Modeling of Reduced Effective Secondary Electron Emission Yield from a Velvet Surface

TL;DR

This paper models how velvet-like surface structures can significantly reduce secondary electron emission, providing analytical and numerical tools to optimize surface design for electron suppression.

Contribution

It introduces a new analytical model and numerical simulations to predict secondary electron yield from velvet surfaces based on geometric parameters.

Findings

Velvet surfaces can reduce secondary electron yield by up to 90%.

A condition involving velvet geometry and electron incidence angle determines suppression effectiveness.

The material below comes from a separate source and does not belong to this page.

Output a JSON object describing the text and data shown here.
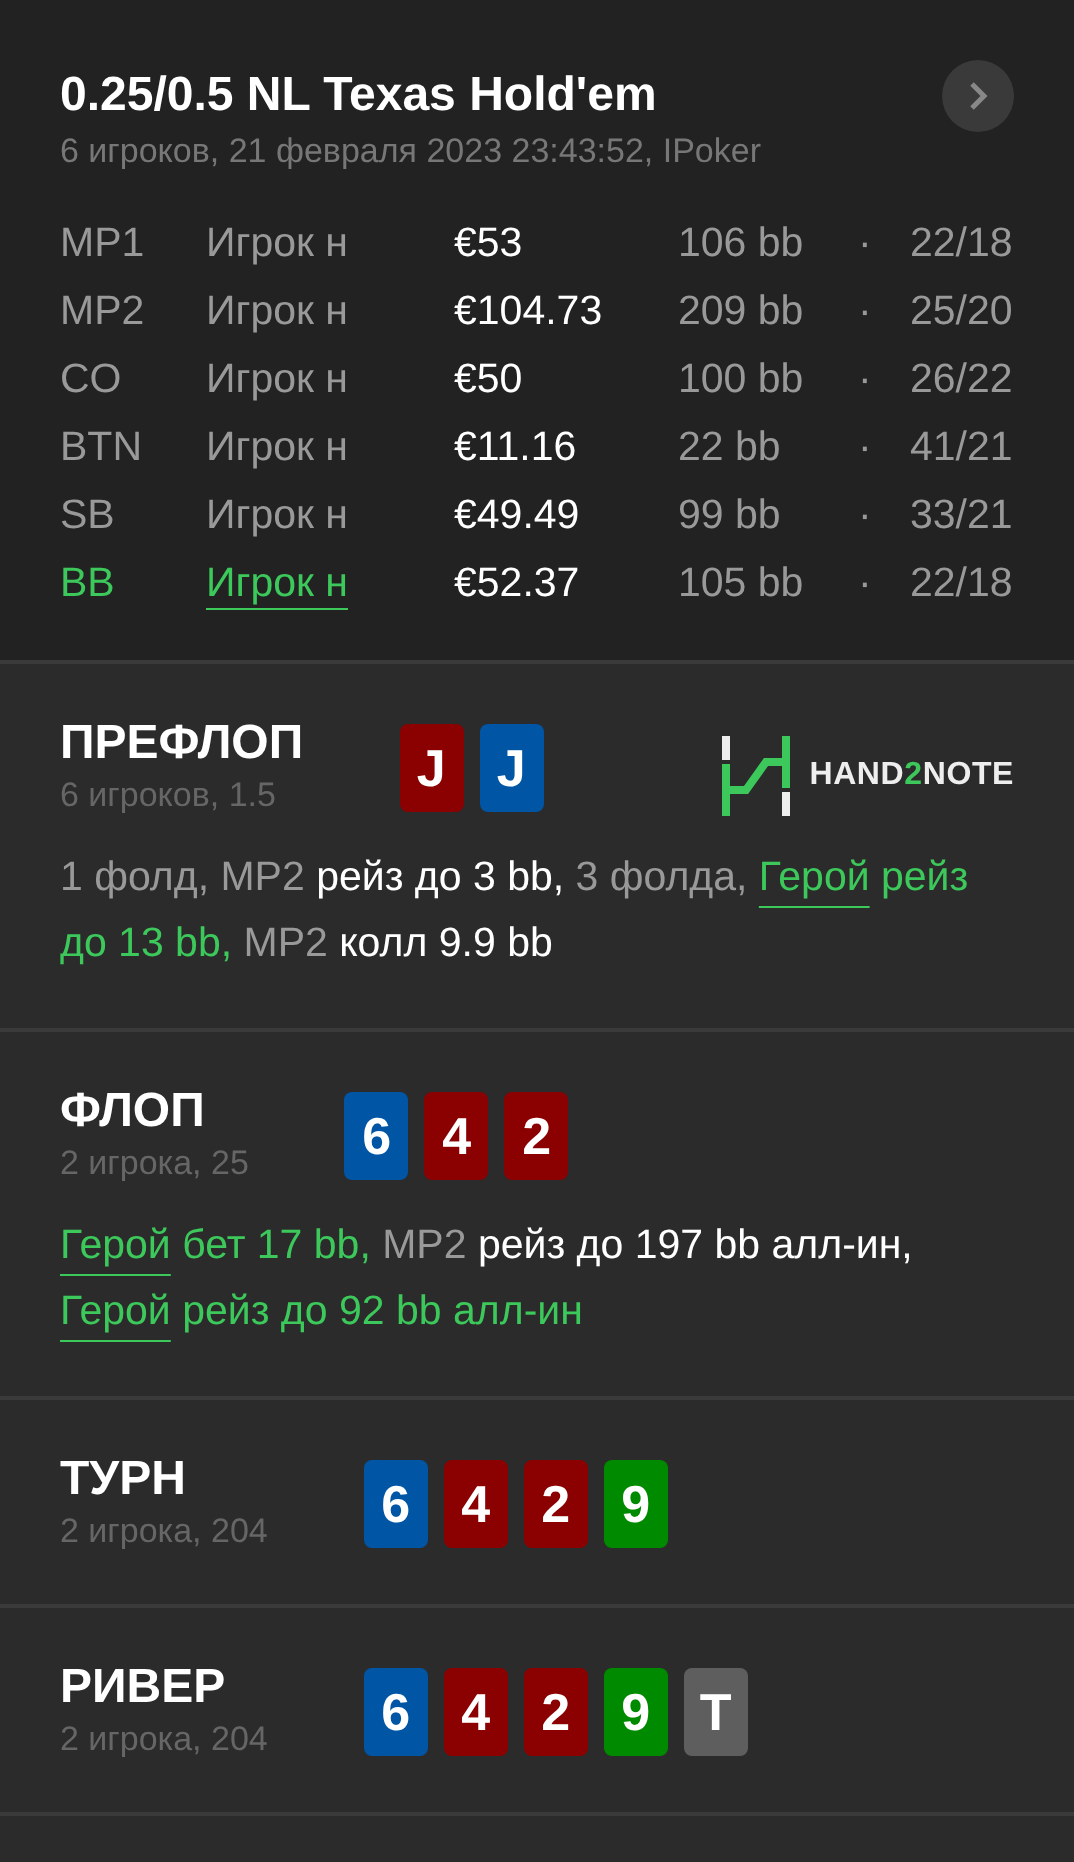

Optimal velvet packing density depends on aspect ratio and incident electron angle.

Abstract

Complex structures on a material surface can significantly reduce total secondary electron emission from that surface. A velvet is a surface that consists of an array of vertically standing whiskers. The reduction occurs due to the capture of low-energy, true secondary electrons emitted at the bottom of the structure and on the sides of the velvet whiskers. We performed numerical simulations and developed an approximate analytical model that calculates the net secondary electron emission yield from a velvet surface as a function of the velvet whisker length and packing density, and the angle of incidence of primary electrons. We found that to suppress secondary electrons, the following condition on dimensionless parameters must be met: {\pi}/2 DA tan {\theta} >> 1 where {\theta} is the angle of incidence of the primary electron from the normal, D is the fraction of surface area taken up by the velvet whisker bases, and A is the aspect ratio, A {\equiv} h/r, the ratio of height to radius of the velvet whiskers. We find that velvets available today can reduce the secondary electron yield by 90% from the value of a flat surface. The values of optimal velvet whisker packing density that maximally suppresses secondary electron emission yield are determined as a function of velvet aspect ratio and electron angle of incidence.